A Fernando Fernán Gómez, que dirigió en 1986 "El viaje a ninguna parte", le gustaba la palabra y la reivindicaba con aquella su probada capacidad de persuasión. Y con ese vocablo titulaba a todos aquellos que se dedican, desde la modestia del tabladillo o el primer plano de una superproducción de Hollywood, al viejo oficio de hacer de otros. Así que José Sacristán, premio "Nacho Martínez" del Festival Internacional de Cine de Gijón (FICX), protagonista de aquel filme en el que se contaba la historia de una compañía de actores por los desolados caminos de España, se autorretrata como un cómico, un heredero de aquellos mismos cómicos de la legua: "Es la razón de mi vida; mi trabajo y mi vida van de la mano".

Sólo veinticuatro horas después de recibir el homenaje del festival y el cariño del público asturiano, que le aplaudió muy cariñosamente la noche del viernes al recoger su galardón en el teatro Jovellanos, Sacristán habló ayer de un oficio con el que sigue cautivado -en un escenario o delante de las cámaras- desde hace casi seis décadas. A sus 78 años (nació en el madrileño Chinchón en 1937) es uno de los iconos del cine y el teatro españoles. "Me gustaría saber el por qué aquel niño que fui yo decidió ser actor; recuerdo que mi primo Venancio me llevó a delantera de gallinero y quedé fascinado, como los pastorcillos de Fátima, con lo que veía", contó ayer, después de mirarse a sí mismo en la larga posguerra, en una "Castilla campesina y casi medieval".
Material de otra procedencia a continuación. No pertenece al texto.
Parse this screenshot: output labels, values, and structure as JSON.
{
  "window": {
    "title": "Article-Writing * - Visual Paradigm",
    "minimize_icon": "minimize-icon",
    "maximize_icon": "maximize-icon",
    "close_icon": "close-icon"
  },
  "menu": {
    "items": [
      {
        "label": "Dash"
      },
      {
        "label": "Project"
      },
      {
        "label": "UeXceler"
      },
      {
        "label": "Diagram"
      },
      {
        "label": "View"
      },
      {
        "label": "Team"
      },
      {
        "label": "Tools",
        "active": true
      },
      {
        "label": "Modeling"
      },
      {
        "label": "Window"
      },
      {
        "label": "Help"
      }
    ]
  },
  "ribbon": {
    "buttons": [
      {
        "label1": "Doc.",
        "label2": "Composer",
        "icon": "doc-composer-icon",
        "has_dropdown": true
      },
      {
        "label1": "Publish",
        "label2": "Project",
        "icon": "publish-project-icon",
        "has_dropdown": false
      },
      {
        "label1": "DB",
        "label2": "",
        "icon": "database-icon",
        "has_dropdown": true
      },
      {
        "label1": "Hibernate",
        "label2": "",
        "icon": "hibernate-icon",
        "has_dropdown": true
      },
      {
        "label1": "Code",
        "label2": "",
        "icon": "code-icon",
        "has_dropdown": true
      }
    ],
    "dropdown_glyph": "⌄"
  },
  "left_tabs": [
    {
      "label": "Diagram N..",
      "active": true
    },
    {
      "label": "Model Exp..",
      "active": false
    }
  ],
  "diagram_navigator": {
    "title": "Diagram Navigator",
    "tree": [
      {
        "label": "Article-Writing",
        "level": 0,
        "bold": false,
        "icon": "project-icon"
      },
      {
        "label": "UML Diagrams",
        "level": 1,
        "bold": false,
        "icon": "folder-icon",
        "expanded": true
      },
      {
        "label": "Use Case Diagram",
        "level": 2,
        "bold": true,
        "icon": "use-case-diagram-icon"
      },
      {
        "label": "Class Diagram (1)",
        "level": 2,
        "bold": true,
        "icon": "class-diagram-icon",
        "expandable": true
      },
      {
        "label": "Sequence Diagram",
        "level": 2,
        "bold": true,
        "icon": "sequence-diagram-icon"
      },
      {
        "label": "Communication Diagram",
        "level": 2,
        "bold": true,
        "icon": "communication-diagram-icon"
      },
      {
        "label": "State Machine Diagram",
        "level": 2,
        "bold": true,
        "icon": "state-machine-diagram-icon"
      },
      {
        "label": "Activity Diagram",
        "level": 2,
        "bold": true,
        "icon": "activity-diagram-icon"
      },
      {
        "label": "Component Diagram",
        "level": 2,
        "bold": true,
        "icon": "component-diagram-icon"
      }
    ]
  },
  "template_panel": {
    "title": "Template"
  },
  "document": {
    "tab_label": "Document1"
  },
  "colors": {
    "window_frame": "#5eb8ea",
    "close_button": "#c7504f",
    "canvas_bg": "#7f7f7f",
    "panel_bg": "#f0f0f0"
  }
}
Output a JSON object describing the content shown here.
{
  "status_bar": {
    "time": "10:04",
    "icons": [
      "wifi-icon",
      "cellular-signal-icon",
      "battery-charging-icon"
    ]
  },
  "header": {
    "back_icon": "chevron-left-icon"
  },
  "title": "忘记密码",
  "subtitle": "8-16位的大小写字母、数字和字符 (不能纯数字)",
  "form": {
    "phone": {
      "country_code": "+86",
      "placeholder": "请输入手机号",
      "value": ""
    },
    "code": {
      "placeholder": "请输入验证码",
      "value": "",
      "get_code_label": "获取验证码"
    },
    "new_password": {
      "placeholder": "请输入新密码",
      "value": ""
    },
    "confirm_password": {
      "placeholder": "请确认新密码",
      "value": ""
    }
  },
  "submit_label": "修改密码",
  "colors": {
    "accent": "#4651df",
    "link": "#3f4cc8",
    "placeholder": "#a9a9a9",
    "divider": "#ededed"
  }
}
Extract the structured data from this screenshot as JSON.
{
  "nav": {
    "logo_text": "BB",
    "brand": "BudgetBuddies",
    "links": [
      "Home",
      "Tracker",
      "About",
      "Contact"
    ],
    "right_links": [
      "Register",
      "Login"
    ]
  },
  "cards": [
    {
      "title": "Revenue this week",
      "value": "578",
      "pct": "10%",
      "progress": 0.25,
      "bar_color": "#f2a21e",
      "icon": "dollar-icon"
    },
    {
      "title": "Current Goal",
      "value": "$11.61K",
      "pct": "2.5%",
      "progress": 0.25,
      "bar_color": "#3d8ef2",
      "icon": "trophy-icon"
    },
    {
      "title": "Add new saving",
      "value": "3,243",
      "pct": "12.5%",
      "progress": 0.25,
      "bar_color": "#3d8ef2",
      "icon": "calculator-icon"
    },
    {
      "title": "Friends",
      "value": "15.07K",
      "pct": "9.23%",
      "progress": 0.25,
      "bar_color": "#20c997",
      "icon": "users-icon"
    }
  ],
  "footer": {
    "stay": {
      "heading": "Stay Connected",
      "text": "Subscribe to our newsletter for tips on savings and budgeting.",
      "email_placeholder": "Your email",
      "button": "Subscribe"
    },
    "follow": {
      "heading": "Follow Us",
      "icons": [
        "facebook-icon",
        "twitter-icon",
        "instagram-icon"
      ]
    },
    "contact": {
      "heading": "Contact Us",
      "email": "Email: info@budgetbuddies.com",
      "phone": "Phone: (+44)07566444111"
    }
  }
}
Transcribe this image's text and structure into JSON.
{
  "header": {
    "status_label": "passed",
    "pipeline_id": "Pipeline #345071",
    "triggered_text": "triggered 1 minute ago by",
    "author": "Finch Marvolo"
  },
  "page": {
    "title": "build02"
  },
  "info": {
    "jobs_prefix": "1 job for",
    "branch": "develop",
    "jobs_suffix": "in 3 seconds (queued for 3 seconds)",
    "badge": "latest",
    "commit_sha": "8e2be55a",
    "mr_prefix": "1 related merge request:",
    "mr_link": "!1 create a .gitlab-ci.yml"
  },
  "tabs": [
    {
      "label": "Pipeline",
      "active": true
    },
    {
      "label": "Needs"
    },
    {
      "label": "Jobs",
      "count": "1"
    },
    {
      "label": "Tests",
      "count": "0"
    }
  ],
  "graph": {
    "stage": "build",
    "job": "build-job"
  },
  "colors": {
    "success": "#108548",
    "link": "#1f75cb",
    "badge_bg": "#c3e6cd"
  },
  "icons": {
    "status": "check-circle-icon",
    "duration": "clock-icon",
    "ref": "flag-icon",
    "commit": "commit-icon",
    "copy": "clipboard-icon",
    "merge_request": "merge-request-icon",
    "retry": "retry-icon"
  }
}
Para Sacristán, premio "Goya" por "El muerto y ser feliz" y "Concha de Plata" en San Sebastián, la interpretación nace de una "necesidad de la multiplicidad". Y, además, es casi una "lucha contra la muerte". "Como decía mi amigo (Marcello) Mastroianni, "es un juego del que hay que conocer las reglas". Está convencido de que las cosas del cine han cambiado en los últimos años -también en España-, pero que, en el fondo, todo consiste en "contar una historia". "Se nota que ahora hay mucha más cultura de la imagen, aunque notas que los cineastas vienen de otros cineastas y que se está perdiendo el apartado artesanal", señaló.

Sacristán ha participado en más de ochenta películas. Y hasta los críticos de mayor colmillo no tienen inconveniente en admitir que lo ha hecho casi siempre bien, incluso en aquellas incursiones cinematográficas de los años sesenta y setenta con las que se ganaba el pan. "Es más difícil hacer bien comedia, encarnar a un estúpido que a Hamlet; lo más difícil de todo es que resulte creíble una historia absolutamente estúpida", dijo. Hay, según explico, actores únicos que nacen con registros determinados que encandilan al público, de Charlot a Lina Morgan, pasando por Paco Martínez Soria. Los directores jóvenes le siguen llamando. Con Carlos Vermut ha hecho "Magical Girl" y con David Trueba "Madrid, 1987", por poner un par de ejemplos: "Tengo esa suerte".

¿Su método? "La clave es el trabajo; las buenas historias vienen dadas por gente con la que merece la pena trabajar y todo depende de la calidad del personaje que interpretas: cuando tiene entidad te ocupa y cuando no salen fórmulas de manual", explicó. Calificó al actor argentino Ricardo Darín como un "prodigio" a la hora de bordar actuaciones. Y se autodefinió como una mixtura, "mitad Stanislawski, mitad La Niña de los Peines". "Soy una tonadillera frustrada, me hubiera gustado ser Juanita Reina", dijo el tipo que fue "Un hombre llamado Flor de Otoño".

Su voz ha ido cambiando de tesitura, se le ha adensado: "La verdad es que yo era un tenor ligero, pero los años y el tabaco me han convertido en casi un barítono; procuro cuidar la voz y puedo impostarla por una capacidad natural". Parece que no le tienta, a diferencia de otros actores, ponerse detrás de la cámara. "Ser películero en España es como ser torero en Islandia; aquí no hay productores, sino recolectores de ayudas". ¿Y qué opina de taquillazos como "Ocho apellidos vascos" y la secuela "Ocho apellidos catalanes": "Siempre se han dado fenómenos así, lo celebro". Y más: "Las identidades (nacionales) me tienen hasta la gorra".